Manage members and roles

An organization member is a BSR user who can access your BSR organization's resources. Once designated, they can push modules to any of the organization's repositories and import them as a dependency.

Add a member

To add a member to an organization, sign in to the Buf Schema Registry, navigate to the organizations Settings page, and then select Add member.

Add member to organization

When adding a member to an organization, keep a few important things in mind:

  • Members must already have an active Buf account.
  • The organization's owners and admins can add members, who then have the organization's base resource role.
  • The base resource role is Write by default, but is configurable by owners and admins.

Member roles

Every user that's part of an organization has an explicit role. Users are unable to modify their own role. If you need to lower your access, have another organization user perform this action or leave the organization and request to be re-added with the desired role.

Member

  • Can view the organization and its members.
  • Inherits the base resource roles on existing organization resources (the default is Write).

Writer

  • Can view the organization and its members.
  • Can add resources such as repositories and plugins.
  • Inherits Write roles over existing organization resources, regardless of the organization's base resource roles.
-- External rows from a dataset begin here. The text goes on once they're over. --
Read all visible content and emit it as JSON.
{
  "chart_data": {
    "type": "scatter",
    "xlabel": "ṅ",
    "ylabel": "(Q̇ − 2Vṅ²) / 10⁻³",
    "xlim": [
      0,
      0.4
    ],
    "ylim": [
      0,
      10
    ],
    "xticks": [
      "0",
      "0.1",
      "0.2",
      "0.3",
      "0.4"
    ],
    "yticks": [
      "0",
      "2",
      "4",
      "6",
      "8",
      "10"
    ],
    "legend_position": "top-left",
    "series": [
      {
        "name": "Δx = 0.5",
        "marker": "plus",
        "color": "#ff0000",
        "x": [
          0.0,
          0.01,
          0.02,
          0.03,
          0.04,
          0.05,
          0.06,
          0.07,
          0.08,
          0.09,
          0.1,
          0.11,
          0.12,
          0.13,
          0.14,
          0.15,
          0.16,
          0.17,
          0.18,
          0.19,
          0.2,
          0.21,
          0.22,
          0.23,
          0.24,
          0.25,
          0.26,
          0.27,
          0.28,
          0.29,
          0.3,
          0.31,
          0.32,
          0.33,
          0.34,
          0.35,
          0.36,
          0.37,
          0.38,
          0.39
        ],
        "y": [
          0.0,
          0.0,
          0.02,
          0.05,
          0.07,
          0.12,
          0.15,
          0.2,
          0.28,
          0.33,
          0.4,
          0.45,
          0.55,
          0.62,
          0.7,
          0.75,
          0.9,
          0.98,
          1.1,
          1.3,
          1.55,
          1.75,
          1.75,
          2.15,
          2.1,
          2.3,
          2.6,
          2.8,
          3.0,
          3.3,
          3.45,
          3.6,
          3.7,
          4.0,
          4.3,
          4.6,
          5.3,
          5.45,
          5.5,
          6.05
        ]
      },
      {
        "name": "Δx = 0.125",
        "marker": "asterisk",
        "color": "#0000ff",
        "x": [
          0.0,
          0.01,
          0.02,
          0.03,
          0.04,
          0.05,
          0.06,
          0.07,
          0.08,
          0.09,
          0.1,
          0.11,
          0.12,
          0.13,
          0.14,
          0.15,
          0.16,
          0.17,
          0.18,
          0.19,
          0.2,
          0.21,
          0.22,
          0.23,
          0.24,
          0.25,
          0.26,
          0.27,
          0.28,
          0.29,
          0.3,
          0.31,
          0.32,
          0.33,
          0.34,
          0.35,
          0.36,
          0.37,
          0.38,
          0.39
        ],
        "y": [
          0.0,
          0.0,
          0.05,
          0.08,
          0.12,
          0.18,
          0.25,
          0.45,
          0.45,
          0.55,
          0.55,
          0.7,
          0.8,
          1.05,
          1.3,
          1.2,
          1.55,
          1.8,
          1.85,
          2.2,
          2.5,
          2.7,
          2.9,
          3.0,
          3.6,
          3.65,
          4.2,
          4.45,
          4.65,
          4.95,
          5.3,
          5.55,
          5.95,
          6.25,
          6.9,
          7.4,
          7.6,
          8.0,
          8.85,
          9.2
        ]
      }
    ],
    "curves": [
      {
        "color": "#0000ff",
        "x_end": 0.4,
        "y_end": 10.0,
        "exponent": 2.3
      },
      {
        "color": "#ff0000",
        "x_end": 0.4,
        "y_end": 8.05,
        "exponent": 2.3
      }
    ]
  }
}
This role is especially useful with CI pipelines. For example, you could set the organization base roles to Read and configure a bot user to push to a BSR repository on merge.

If you're on a Pro or Enterprise plan, see Bot users for specifics related to bot users on your private BSR instance.

Admin

Owner

  • Users that require unrestricted access to the organization, its settings, and all resources owned by the organization.
  • Can add and delete resources such as repositories and plugins.
  • Can delete organization. You must delete all resources such as repositories and plugins before deleting the organization.

You can also assign more granular member rights ("Read", "Limited Write", "Write", "Admin") on BSR repositories. For more information see the repository documentation.

Base resource roles

Base roles apply to all members of the organization. You can elevate the base role individually for the organization members, and add outside collaborators with an arbitrary role. Every organization has a set of base resource roles that apply to all members of the organization. The default roles:

Repository
Write

Organization owners can modify the base resource roles depending on the requirements of the organization. These roles are configurable on the organization settings page.

Base repository role

  • Read: Can read the repository and import it as a dependency.
  • Limited Write: Can write to non-default labels. Can't write to the default label.
  • Write: Can create and write to repositories, such as by pushing new content or creating labels.
  • Admin: Can administer the repository, including managing access, updating settings like visibility status, and deleting the repository.